C’est indéniable : la station de Volgograd a joué un rôle clé dans le déclin de l’industrie du caviar russe. En raison de la baisse rapide des populations d’esturgeons sauvages, la Russie a en effet interdit la pêche commerciale de l’esturgeon et le caviar noir en 2002. Aujourd’hui, le pays ne vend plus annuellement que 9 tonnes de cette spécialité sur son marché intérieur.
Les fermes ne pouvant produire assez de caviar pour répondre à la demande russe – et encore moins mondiale – un commerce illégal s’est développé.
Il n’est donc pas surprenant que presque tous les migrateurs soient pêchés sous le barrage de Volgograd. Le braconnage illégal de l’esturgeon et le commerce du caviar en découlant sont devenus monnaie courante, atteignant 10 000 dollars le kilo pour le caviar de beluga. Les impacts écologiques sont dramatiques : lorsque les esturgeons sont enlevés à cet endroit de la rivière, les poissons n’ont pas eu l’opportunité de se reproduire.

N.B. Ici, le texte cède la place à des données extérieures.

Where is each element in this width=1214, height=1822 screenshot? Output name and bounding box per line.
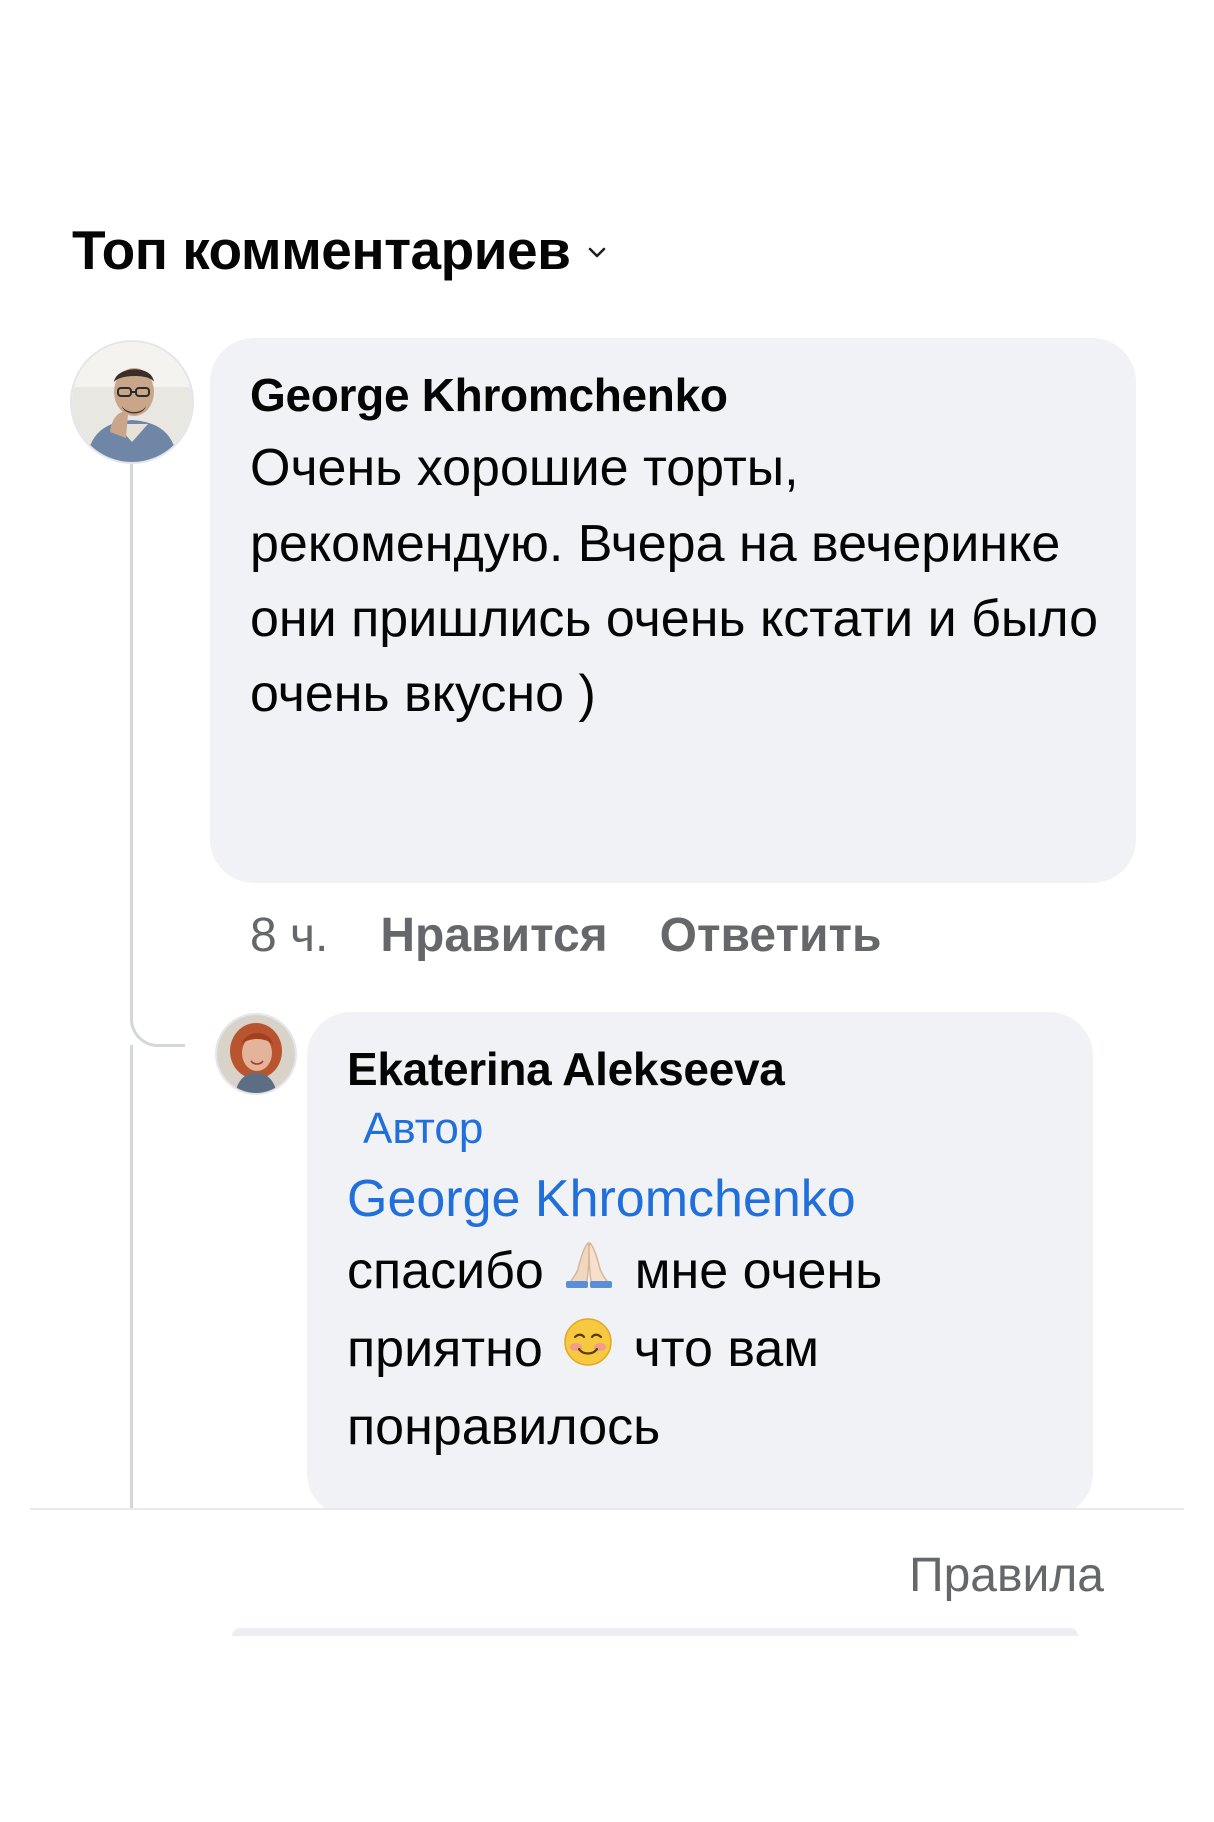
divider [30, 1508, 1184, 1510]
mention-link[interactable]: George Khromchenko [347, 1164, 1057, 1234]
folded-hands-emoji [562, 1237, 616, 1312]
thread-line [130, 1045, 133, 1511]
comments-section: Топ комментариев George Khromchenko Очен… [0, 0, 1214, 1822]
comment-timestamp[interactable]: 8 ч. [250, 908, 328, 963]
author-badge: Автор [363, 1104, 484, 1154]
thread-line [130, 462, 133, 1010]
rules-link[interactable]: Правила [909, 1548, 1104, 1603]
reply-text: спасибо мне очень приятно что вам понрав… [347, 1234, 1067, 1465]
comments-filter-label: Топ комментариев [72, 219, 571, 281]
thread-connector [130, 1000, 185, 1047]
avatar[interactable] [70, 340, 194, 464]
comment-author[interactable]: George Khromchenko [250, 368, 1100, 423]
comment-actions: 8 ч. Нравится Ответить [250, 908, 881, 963]
comment-input-bar[interactable] [232, 1628, 1078, 1636]
reply-button[interactable]: Ответить [660, 908, 882, 963]
chevron-down-icon [589, 247, 606, 258]
comments-filter[interactable]: Топ комментариев [72, 218, 612, 282]
reply-text-part: спасибо [347, 1242, 544, 1301]
comment-text: Очень хорошие торты, рекомендую. Вчера н… [250, 439, 1099, 724]
avatar[interactable] [215, 1013, 297, 1095]
reply-author[interactable]: Ekaterina Alekseeva [347, 1042, 1057, 1097]
like-button[interactable]: Нравится [380, 908, 607, 963]
reply-bubble: Ekaterina Alekseeva Автор George Khromch… [307, 1012, 1093, 1517]
smiling-face-emoji [561, 1315, 615, 1390]
comment-bubble: George Khromchenko Очень хорошие торты, … [210, 338, 1136, 883]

La situation semble assez désespérée. Malgré les 50 millions d’esturgeons d’élevage relâchés par la Russie, le succès du repeuplement n’est pas vraiment au rendez-vous. Un déclin général a même été observé au cours de la dernière décennie. Alors que le barrage de Volgograd empêche leur migration et leur fraie, et que le braconnage en aval est courant, libérer des millions d’esturgeons juvéniles paraît presque absurde.
Une plus forte répression contre la pêche illégale serait un bon point de départ, accompagnée de mesures pour aider les poissons à se déplacer le long de leurs rivières naturelles (comme l’aide apportée aux esturgeons à museau court aux États-Unis, par exemple).